Description of the mode of operation of a further exemplary embodiment: See Fig.2 During the displacement phase, the amount of liquid flowing through the outlet flows, accelerates to a certain speed and thus contains kinetic Energy. If this energy is high enough, it can cause the amount of liquid to flow back Prevent at least partially during the suction phase that now follows dispensing with the outlet flow resistance is possible. This measure will an improvement in efficiency is expected.

Description of the mode of operation of a further exemplary embodiment. See Fig. 3 With a high working frequency there is a risk of vacuum bubble formation. at closed fluid circuit, this risk can be countered that the normal atmospheric pressure under which the pump operates is increased.

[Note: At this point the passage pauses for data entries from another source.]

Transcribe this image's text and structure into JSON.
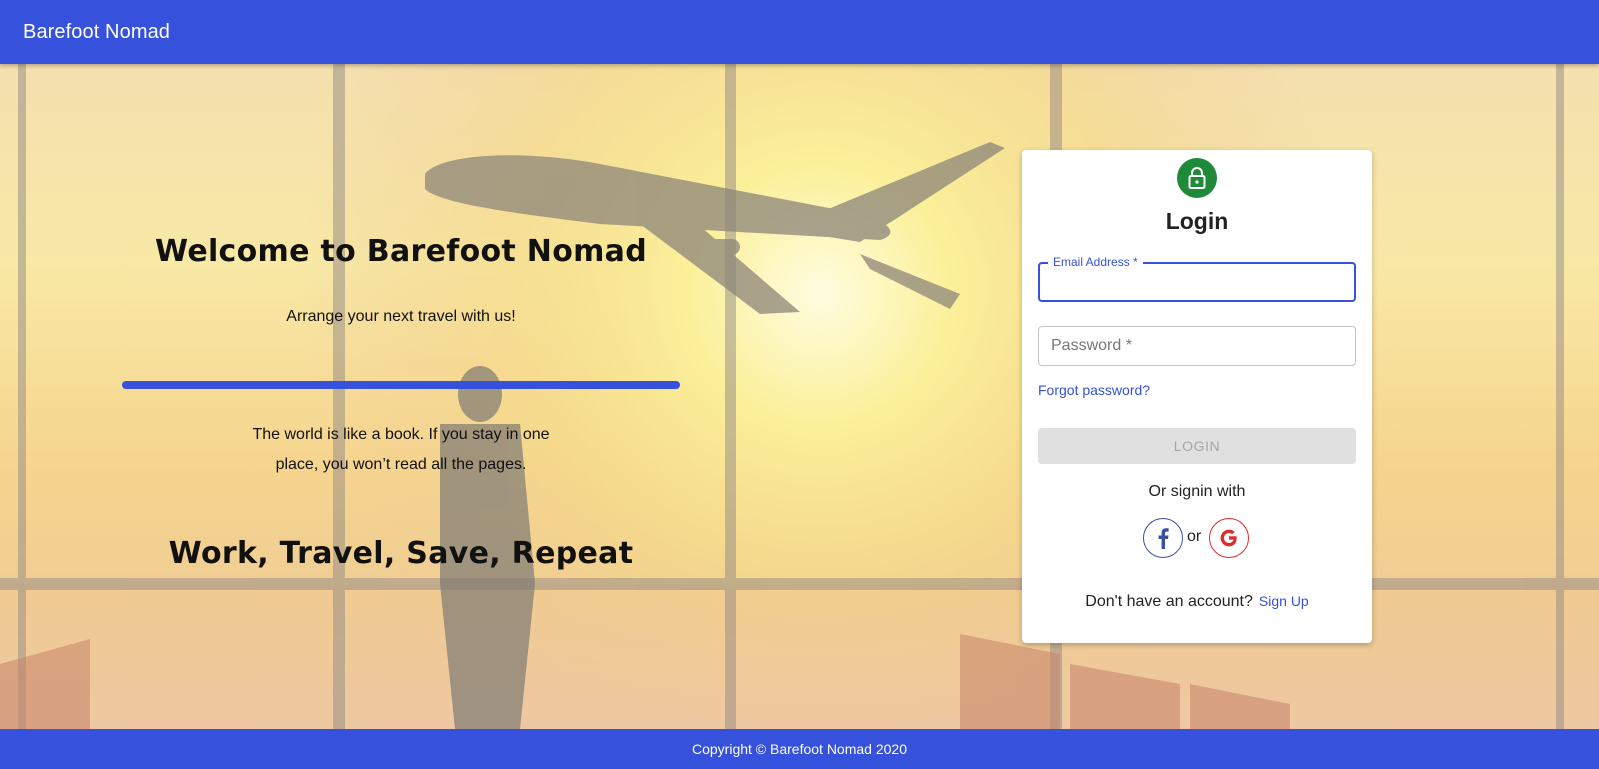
{
  "appbar": {
    "brand": "Barefoot Nomad"
  },
  "hero": {
    "welcome": "Welcome to Barefoot Nomad",
    "tagline": "Arrange your next travel with us!",
    "quote": "The world is like a book. If you stay in one place, you won’t read all the pages.",
    "motto": "Work, Travel, Save, Repeat"
  },
  "login": {
    "icon": "lock-icon",
    "title": "Login",
    "email_label": "Email Address *",
    "email_value": "",
    "password_placeholder": "Password *",
    "password_value": "",
    "forgot": "Forgot password?",
    "submit": "LOGIN",
    "or_signin": "Or signin with",
    "or": "or",
    "facebook_icon": "facebook-icon",
    "google_icon": "google-icon",
    "no_account": "Don't have an account?",
    "signup": "Sign Up"
  },
  "footer": {
    "copyright": "Copyright © Barefoot Nomad 2020"
  },
  "colors": {
    "primary": "#3651db",
    "lock_bg": "#1f8a3a",
    "facebook": "#3b4fa0",
    "google": "#e02b2b"
  }
}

The liquid then flows faster in the direction of the negative pressure, because the pressure gradient is higher.

Claims (1)

Claims generic term: # hydraulic valves for intermittent liquid pumps, @ ennz.Teil: characterized in that the arrangement and shape of two flow resistances a previously determinable flow direction preferred and thus a Pumping power is achieved. Preamble of the sub-claim: eg the flow resistance in the Outlet, identifier part: characterized in that the function of the outlet flow resistance is taken over by the kinetic energy of the outflowing liquid. Generic term of the dependent claim: Reduction of the risk of vacuum bubble formation, Kennz.Teil: characterized in that when the liquid circuit is closed Gas pressure under which the pump works is increased.